Delusions in Context
Full Title: Delusions in Context
Author / Editor: Lisa Bortolotti (Editor)
Publisher: Palgrave, 2018
Review © Metapsychology Vol. 24, No. 21
Reviewer: Aline Maya, PhD
Psychiatrists, doctors and nurses are witnesses of something hard to convey with words: the impressive paradox of logic and rationality that psychotic patients show with their delusions. In this book, Bortolotti and her co-authors challenge that puzzle to accomplish a seemly impossible task: to highlight what is rational within the most irrational beliefs. And, by making their case with hard facts and scientific evidence, the human part of people with delusional symptoms begins to slowly emerge.
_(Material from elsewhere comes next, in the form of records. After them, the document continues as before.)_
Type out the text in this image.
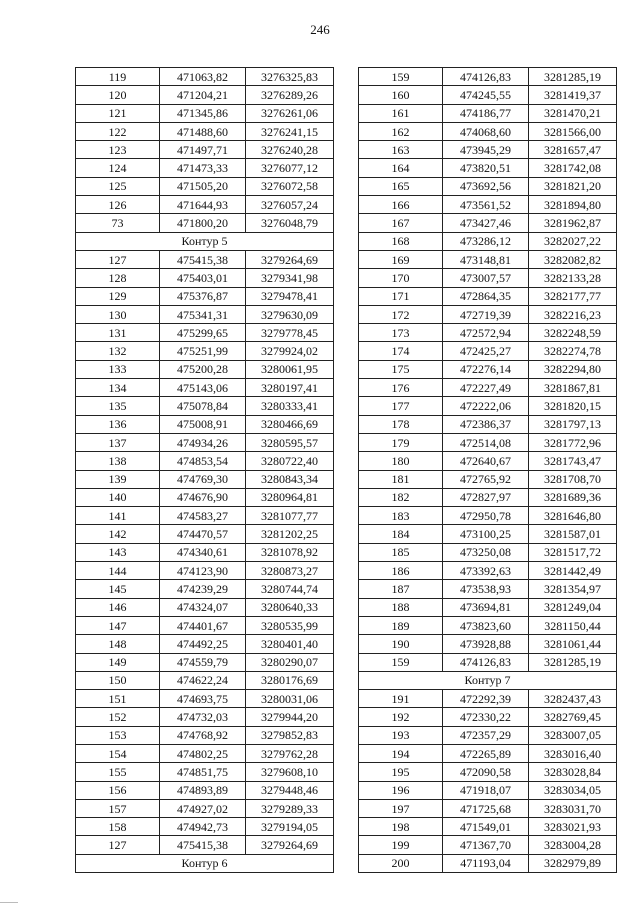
246
119	471063,82	3276325,83
120	471204,21	3276289,26
121	471345,86	3276261,06
122	471488,60	3276241,15
123	471497,71	3276240,28
124	471473,33	3276077,12
125	471505,20	3276072,58
126	471644,93	3276057,24
73	471800,20	3276048,79
Контур 5		
127	475415,38	3279264,69
128	475403,01	3279341,98
129	475376,87	3279478,41
130	475341,31	3279630,09
131	475299,65	3279778,45
132	475251,99	3279924,02
133	475200,28	3280061,95
134	475143,06	3280197,41
135	475078,84	3280333,41
136	475008,91	3280466,69
137	474934,26	3280595,57
138	474853,54	3280722,40
139	474769,30	3280843,34
140	474676,90	3280964,81
141	474583,27	3281077,77
142	474470,57	3281202,25
143	474340,61	3281078,92
144	474123,90	3280873,27
145	474239,29	3280744,74
146	474324,07	3280640,33
147	474401,67	3280535,99
148	474492,25	3280401,40
149	474559,79	3280290,07
150	474622,24	3280176,69
151	474693,75	3280031,06
152	474732,03	3279944,20
153	474768,92	3279852,83
154	474802,25	3279762,28
155	474851,75	3279608,10
156	474893,89	3279448,46
157	474927,02	3279289,33
158	474942,73	3279194,05
127	475415,38	3279264,69
Контур 6		
159	474126,83	3281285,19
160	474245,55	3281419,37
161	474186,77	3281470,21
162	474068,60	3281566,00
163	473945,29	3281657,47
164	473820,51	3281742,08
165	473692,56	3281821,20
166	473561,52	3281894,80
167	473427,46	3281962,87
168	473286,12	3282027,22
169	473148,81	3282082,82
170	473007,57	3282133,28
171	472864,35	3282177,77
172	472719,39	3282216,23
173	472572,94	3282248,59
174	472425,27	3282274,78
175	472276,14	3282294,80
176	472227,49	3281867,81
177	472222,06	3281820,15
178	472386,37	3281797,13
179	472514,08	3281772,96
180	472640,67	3281743,47
181	472765,92	3281708,70
182	472827,97	3281689,36
183	472950,78	3281646,80
184	473100,25	3281587,01
185	473250,08	3281517,72
186	473392,63	3281442,49
187	473538,93	3281354,97
188	473694,81	3281249,04
189	473823,60	3281150,44
190	473928,88	3281061,44
159	474126,83	3281285,19
Контур 7		
191	472292,39	3282437,43
192	472330,22	3282769,45
193	472357,29	3283007,05
194	472265,89	3283016,40
195	472090,58	3283028,84
196	471918,07	3283034,05
197	471725,68	3283031,70
198	471549,01	3283021,93
199	471367,70	3283004,28
200	471193,04	3282979,89
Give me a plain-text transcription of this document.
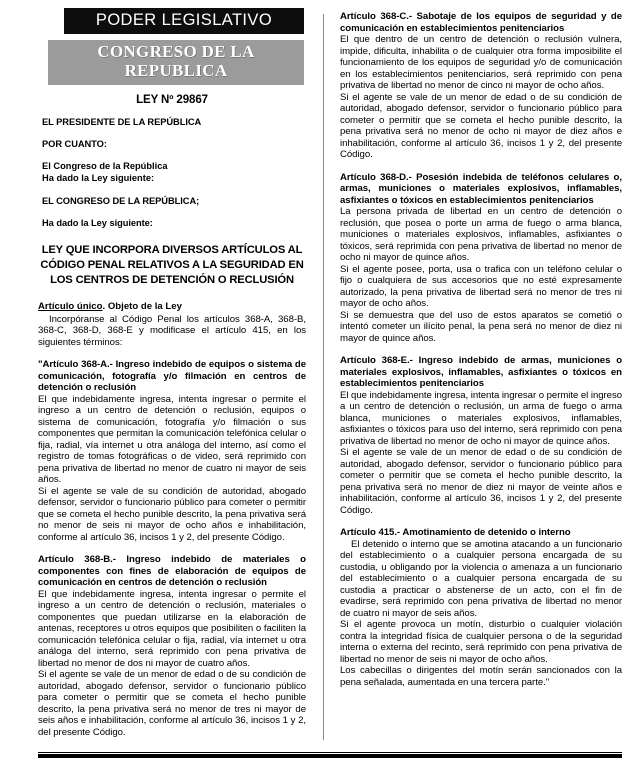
PODER LEGISLATIVO
CONGRESO DE LA REPUBLICA
LEY Nº 29867
EL PRESIDENTE DE LA REPÚBLICA
POR CUANTO:
El Congreso de la República
Ha dado la Ley siguiente:
EL CONGRESO DE LA REPÚBLICA;
Ha dado la Ley siguiente:
LEY QUE INCORPORA DIVERSOS ARTÍCULOS AL CÓDIGO PENAL RELATIVOS A LA SEGURIDAD EN LOS CENTROS DE DETENCIÓN O RECLUSIÓN
Artículo único. Objeto de la Ley

Incorpóranse al Código Penal los artículos 368-A, 368-B, 368-C, 368-D, 368-E y modificase el artículo 415, en los siguientes términos:

"Artículo 368-A.- Ingreso indebido de equipos o sistema de comunicación, fotografía y/o filmación en centros de detención o reclusión

El que indebidamente ingresa, intenta ingresar o permite el ingreso a un centro de detención o reclusión, equipos o sistema de comunicación, fotografía y/o filmación o sus componentes que permitan la comunicación telefónica celular o fija, radial, vía internet u otra análoga del interno, así como el registro de tomas fotográficas o de video, será reprimido con pena privativa de libertad no menor de cuatro ni mayor de seis años.

Si el agente se vale de su condición de autoridad, abogado defensor, servidor o funcionario público para cometer o permitir que se cometa el hecho punible descrito, la pena privativa será no menor de seis ni mayor de ocho años e inhabilitación, conforme al artículo 36, incisos 1 y 2, del presente Código.

Artículo 368-B.- Ingreso indebido de materiales o componentes con fines de elaboración de equipos de comunicación en centros de detención o reclusión

El que indebidamente ingresa, intenta ingresar o permite el ingreso a un centro de detención o reclusión, materiales o componentes que puedan utilizarse en la elaboración de antenas, receptores u otros equipos que posibiliten o faciliten la comunicación telefónica celular o fija, radial, vía internet u otra análoga del interno, será reprimido con pena privativa de libertad no menor de dos ni mayor de cuatro años.

Si el agente se vale de un menor de edad o de su condición de autoridad, abogado defensor, servidor o funcionario público para cometer o permitir que se cometa el hecho punible descrito, la pena privativa será no menor de tres ni mayor de seis años e inhabilitación, conforme al artículo 36, incisos 1 y 2, del presente Código.

Artículo 368-C.- Sabotaje de los equipos de seguridad y de comunicación en establecimientos penitenciarios

El que dentro de un centro de detención o reclusión vulnera, impide, dificulta, inhabilita o de cualquier otra forma imposibilite el funcionamiento de los equipos de seguridad y/o de comunicación en los establecimientos penitenciarios, será reprimido con pena privativa de libertad no menor de cinco ni mayor de ocho años.

Si el agente se vale de un menor de edad o de su condición de autoridad, abogado defensor, servidor o funcionario público para cometer o permitir que se cometa el hecho punible descrito, la pena privativa será no menor de ocho ni mayor de diez años e inhabilitación, conforme al artículo 36, incisos 1 y 2, del presente Código.

Artículo 368-D.- Posesión indebida de teléfonos celulares o, armas, municiones o materiales explosivos, inflamables, asfixiantes o tóxicos en establecimientos penitenciarios

La persona privada de libertad en un centro de detención o reclusión, que posea o porte un arma de fuego o arma blanca, municiones o materiales explosivos, inflamables, asfixiantes o tóxicos, será reprimida con pena privativa de libertad no menor de ocho ni mayor de quince años.

Si el agente posee, porta, usa o trafica con un teléfono celular o fijo o cualquiera de sus accesorios que no esté expresamente autorizado, la pena privativa de libertad será no menor de tres ni mayor de ocho años.

Si se demuestra que del uso de estos aparatos se cometió o intentó cometer un ilícito penal, la pena será no menor de diez ni mayor de quince años.

Artículo 368-E.- Ingreso indebido de armas, municiones o materiales explosivos, inflamables, asfixiantes o tóxicos en establecimientos penitenciarios

El que indebidamente ingresa, intenta ingresar o permite el ingreso a un centro de detención o reclusión, un arma de fuego o arma blanca, municiones o materiales explosivos, inflamables, asfixiantes o tóxicos para uso del interno, será reprimido con pena privativa de libertad no menor de ocho ni mayor de quince años.

Si el agente se vale de un menor de edad o de su condición de autoridad, abogado defensor, servidor o funcionario público para cometer o permitir que se cometa el hecho punible descrito, la pena privativa será no menor de diez ni mayor de veinte años e inhabilitación, conforme al artículo 36, incisos 1 y 2, del presente Código.

Artículo 415.- Amotinamiento de detenido o interno

El detenido o interno que se amotina atacando a un funcionario del establecimiento o a cualquier persona encargada de su custodia, u obligando por la violencia o amenaza a un funcionario del establecimiento o a cualquier persona encargada de su custodia a practicar o abstenerse de un acto, con el fin de evadirse, será reprimido con pena privativa de libertad no menor de cuatro ni mayor de seis años.

Si el agente provoca un motín, disturbio o cualquier violación contra la integridad física de cualquier persona o de la seguridad interna o externa del recinto, será reprimido con pena privativa de libertad no menor de seis ni mayor de ocho años.

Los cabecillas o dirigentes del motín serán sancionados con la pena señalada, aumentada en una tercera parte."
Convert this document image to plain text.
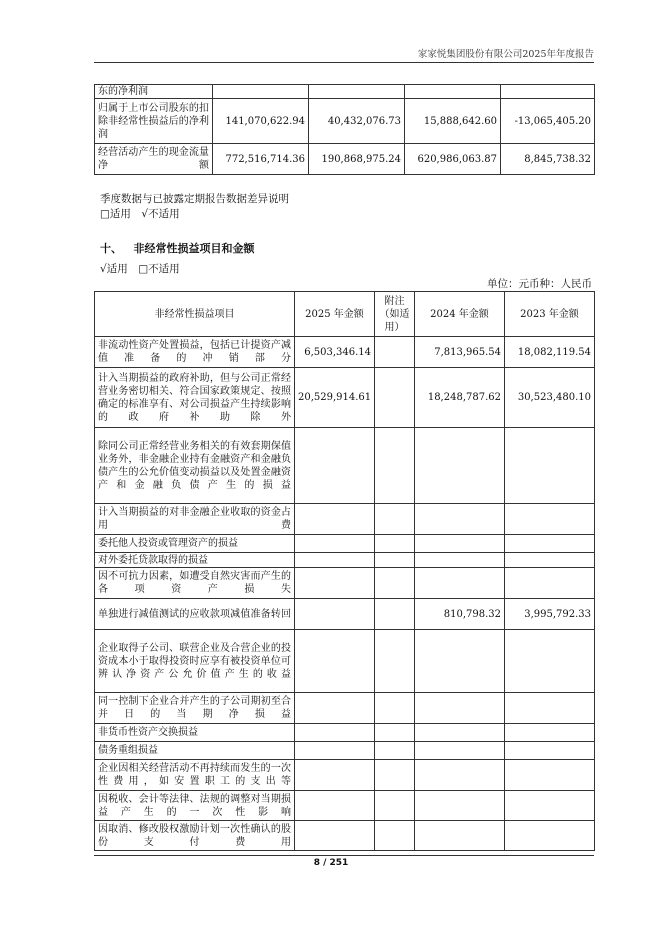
家家悦集团股份有限公司2025年年度报告
东的净利润				
归属于上市公司股东的扣除非经常性损益后的净利润	141,070,622.94	40,432,076.73	15,888,642.60	-13,065,405.20
经营活动产生的现金流量净额	772,516,714.36	190,868,975.24	620,986,063.87	8,845,738.32
季度数据与已披露定期报告数据差异说明
□适用　√不适用
十、 非经常性损益项目和金额
√适用　□不适用
单位：元币种：人民币
非经常性损益项目	2025 年金额	附注（如适用）	2024 年金额	2023 年金额
非流动性资产处置损益，包括已计提资产减值准备的冲销部分	6,503,346.14		7,813,965.54	18,082,119.54
计入当期损益的政府补助，但与公司正常经营业务密切相关、符合国家政策规定、按照确定的标准享有、对公司损益产生持续影响的政府补助除外	20,529,914.61		18,248,787.62	30,523,480.10
除同公司正常经营业务相关的有效套期保值业务外，非金融企业持有金融资产和金融负债产生的公允价值变动损益以及处置金融资产和金融负债产生的损益				
计入当期损益的对非金融企业收取的资金占用费				
委托他人投资或管理资产的损益				
对外委托贷款取得的损益				
因不可抗力因素，如遭受自然灾害而产生的各项资产损失				
单独进行减值测试的应收款项减值准备转回			810,798.32	3,995,792.33
企业取得子公司、联营企业及合营企业的投资成本小于取得投资时应享有被投资单位可辨认净资产公允价值产生的收益				
同一控制下企业合并产生的子公司期初至合并日的当期净损益				
非货币性资产交换损益				
债务重组损益				
企业因相关经营活动不再持续而发生的一次性费用，如安置职工的支出等				
因税收、会计等法律、法规的调整对当期损益产生的一次性影响				
因取消、修改股权激励计划一次性确认的股份支付费用				
8 / 251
The book’s first chapter is an excellent introduction to delusions, in which no previous clinical or philosophical knowledge is required. Psychologists, philosophers and students can read what a delusional experience is like, told from the point of view of patients and experts themselves.
By using clinical accounts, MRI interpretations, testimonies, statistics and social studies, Bortolotti, amongst three other recognized experts, discuss the wide spectre of delusional beliefs and their paradoxical implications in four exceptionally interesting chapters. However, what makes this book unusual is how the authors compare psychotic delusions to some of our usual everyday beliefs: from their rather persuasive point of view, the delusion of being poisoned by nurses is not so different from the common belief of people being constantly monitored by the government. As Bortolotti and her colleagues show, delusional patients score the same results as normal subjects in logic exams, whilst also getting the same grades as normal people in intelligence tests, therefore showing that delusional people have an average (or above average) intelligence and logical skills. What’s probably even more surprising in these cases, is that patients are completely aware that their beliefs make no sense to others, but they still can’t escape the strange reality they are living in.
Concluding the book with a humanistic tone in which delusions are a plausible escape-response from a severely distressed brain, Bortolotti and her colleagues, against the usual clinical practice, maintain that some patients might get epistemic and emotional benefits from keeping a bizarre delusional belief, and that a come-back-to-reality might even harm a patient’s life. Truly, the ground-breaking arguments in this book might promote a new approach to patients’ treatment in the future.
Bortolotti’s book is aimed, mainly, at philosophers interested in clinical practice, rationality and epistemology. However, I would personally recommend it to psychologists, psychiatrists, nurses and university students because of the broad frame of useful facts, discussions, studies and arguments inside the book that were used to prove Bortolotti’s arguments. The book is open access, free to anyone interested in Mental Health.
As a final note, I found remarkable the compassionate and humanistic approach in this book because patients with delusions are frequently depicted in media as violent and irrational, and the truth is that, behind every delusion there is a rational person that is fighting with her own mind, and in need of professional help and understanding.